New figures released by the Finance & Leasing Association (FLA) show that consumer car finance new business volumes fell in June 2024 by 11% compared with the same month in 2023. The corresponding value of new business decreased by 10% over the same period. In the first half of 2024, new business was 3% lower by both value and volume compared with the same period in 2023.

The consumer new car finance market reported new business by value in June 6% lower than in the same month in 2023, while new business volumes fell by 12%.  In the first half of 2024, new business volumes in this market were 7% lower than in the same period in 2023.

The consumer used car finance market reported a fall in the value of new business in June of 13% compared with the same month in 2023, while new business volumes fell by 10%. In the first half of 2024, new business volumes in this market were 1% lower than in the same period in 2023.
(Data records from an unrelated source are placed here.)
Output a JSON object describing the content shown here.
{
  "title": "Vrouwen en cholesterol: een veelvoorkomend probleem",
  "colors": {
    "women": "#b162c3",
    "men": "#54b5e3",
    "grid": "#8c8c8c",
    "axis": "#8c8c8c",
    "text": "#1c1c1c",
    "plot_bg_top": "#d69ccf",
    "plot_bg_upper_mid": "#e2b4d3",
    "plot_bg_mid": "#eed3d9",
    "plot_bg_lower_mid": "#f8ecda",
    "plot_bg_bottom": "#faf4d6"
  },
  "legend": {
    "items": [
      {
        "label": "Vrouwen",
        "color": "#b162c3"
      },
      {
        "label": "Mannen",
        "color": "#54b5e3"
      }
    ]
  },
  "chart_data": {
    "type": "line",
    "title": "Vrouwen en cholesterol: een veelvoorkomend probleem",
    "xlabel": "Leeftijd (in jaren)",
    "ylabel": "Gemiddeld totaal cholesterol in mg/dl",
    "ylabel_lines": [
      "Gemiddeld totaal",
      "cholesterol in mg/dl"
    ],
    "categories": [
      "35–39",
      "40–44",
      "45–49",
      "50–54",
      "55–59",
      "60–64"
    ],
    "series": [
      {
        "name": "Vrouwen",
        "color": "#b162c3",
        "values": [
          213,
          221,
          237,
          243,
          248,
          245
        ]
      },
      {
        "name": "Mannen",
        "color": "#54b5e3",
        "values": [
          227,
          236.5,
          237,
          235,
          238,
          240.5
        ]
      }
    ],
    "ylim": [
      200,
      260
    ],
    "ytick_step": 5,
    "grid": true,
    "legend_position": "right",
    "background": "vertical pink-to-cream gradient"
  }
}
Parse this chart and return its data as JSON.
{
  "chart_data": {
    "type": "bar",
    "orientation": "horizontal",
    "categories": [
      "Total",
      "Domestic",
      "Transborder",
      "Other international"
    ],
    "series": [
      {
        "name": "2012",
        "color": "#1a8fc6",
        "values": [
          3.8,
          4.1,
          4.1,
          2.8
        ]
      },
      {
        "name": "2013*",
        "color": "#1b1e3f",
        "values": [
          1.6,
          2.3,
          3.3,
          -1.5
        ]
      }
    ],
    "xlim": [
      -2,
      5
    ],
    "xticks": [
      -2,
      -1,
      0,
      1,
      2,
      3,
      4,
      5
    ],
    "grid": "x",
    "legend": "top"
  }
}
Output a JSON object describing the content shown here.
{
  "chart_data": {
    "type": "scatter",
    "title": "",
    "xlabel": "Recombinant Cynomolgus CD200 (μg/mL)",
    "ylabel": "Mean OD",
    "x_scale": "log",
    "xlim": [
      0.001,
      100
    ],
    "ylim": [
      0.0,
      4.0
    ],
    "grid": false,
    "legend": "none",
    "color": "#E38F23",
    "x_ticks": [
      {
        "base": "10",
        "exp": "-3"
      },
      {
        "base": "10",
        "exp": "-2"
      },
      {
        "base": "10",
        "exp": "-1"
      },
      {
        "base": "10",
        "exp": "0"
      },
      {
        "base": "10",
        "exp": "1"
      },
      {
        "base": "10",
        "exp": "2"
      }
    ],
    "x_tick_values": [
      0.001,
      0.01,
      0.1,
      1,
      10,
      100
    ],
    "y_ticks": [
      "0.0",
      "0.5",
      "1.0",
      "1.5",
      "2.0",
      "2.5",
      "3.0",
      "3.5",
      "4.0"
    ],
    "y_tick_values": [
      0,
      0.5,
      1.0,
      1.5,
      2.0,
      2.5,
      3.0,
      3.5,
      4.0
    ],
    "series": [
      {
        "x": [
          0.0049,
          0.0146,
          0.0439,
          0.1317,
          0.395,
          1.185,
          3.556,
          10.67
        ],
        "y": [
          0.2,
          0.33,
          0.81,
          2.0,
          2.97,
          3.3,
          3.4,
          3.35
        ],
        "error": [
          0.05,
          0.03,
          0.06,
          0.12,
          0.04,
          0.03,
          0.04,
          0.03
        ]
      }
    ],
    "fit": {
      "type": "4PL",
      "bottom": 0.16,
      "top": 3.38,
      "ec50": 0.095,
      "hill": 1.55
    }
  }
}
Commenting on the figures, Geraldine Kilkelly, Director of Research and Chief Economist at the FLA, said:

“In the first half of 2024, the consumer car finance market reported a modest fall in new business despite challenging economic conditions. The fall in the consumer new car finance market reflects trends in private new car sales and the shift by consumers to using salary sacrifice schemes to finance new battery electric vehicle purchases.

“Our latest research suggests that the value of new business in the consumer car finance market will fall by 1% in 2024 to £38.5 billion, reflecting growth of 1% in the consumer new car finance market to £17.1 billion and a 3% fall in the consumer used car finance market to £21.4 billion.”

Mark Attwell, Director at AA Car Finance, said “A decline in new car purchases by some private buyers, hit by the cost-of-living crisis, could have dampened finance-backed car deals in June.

“While inflation is easing, many consumers remain cautious about making significant purchases such as cars or homes. However, the Bank of England’s decision to lower the base rate could boost consumer confidence in the coming months and help to reinvigorate the car finance market.

“Although we continue to observe overall growth in the new car market, this is primarily being driven by strong fleet sales. In contrast, the latest SMMT figures reveal that sales to private consumers continue to fall.

“This trend suggests that individual drivers are postponing their car-buying plans as they await more favourable economic conditions and a reduction in the strain on their personal finances.

“As we move into the latter half of 2024, with inflation remaining steady and the potential for another interest rate cut later this year, we anticipate a resurgence in finance-backed car sales.

“Car finance options offer a viable solution for budget-conscious buyers, providing access to newer, more efficient, or electric vehicles that might otherwise be beyond their reach.”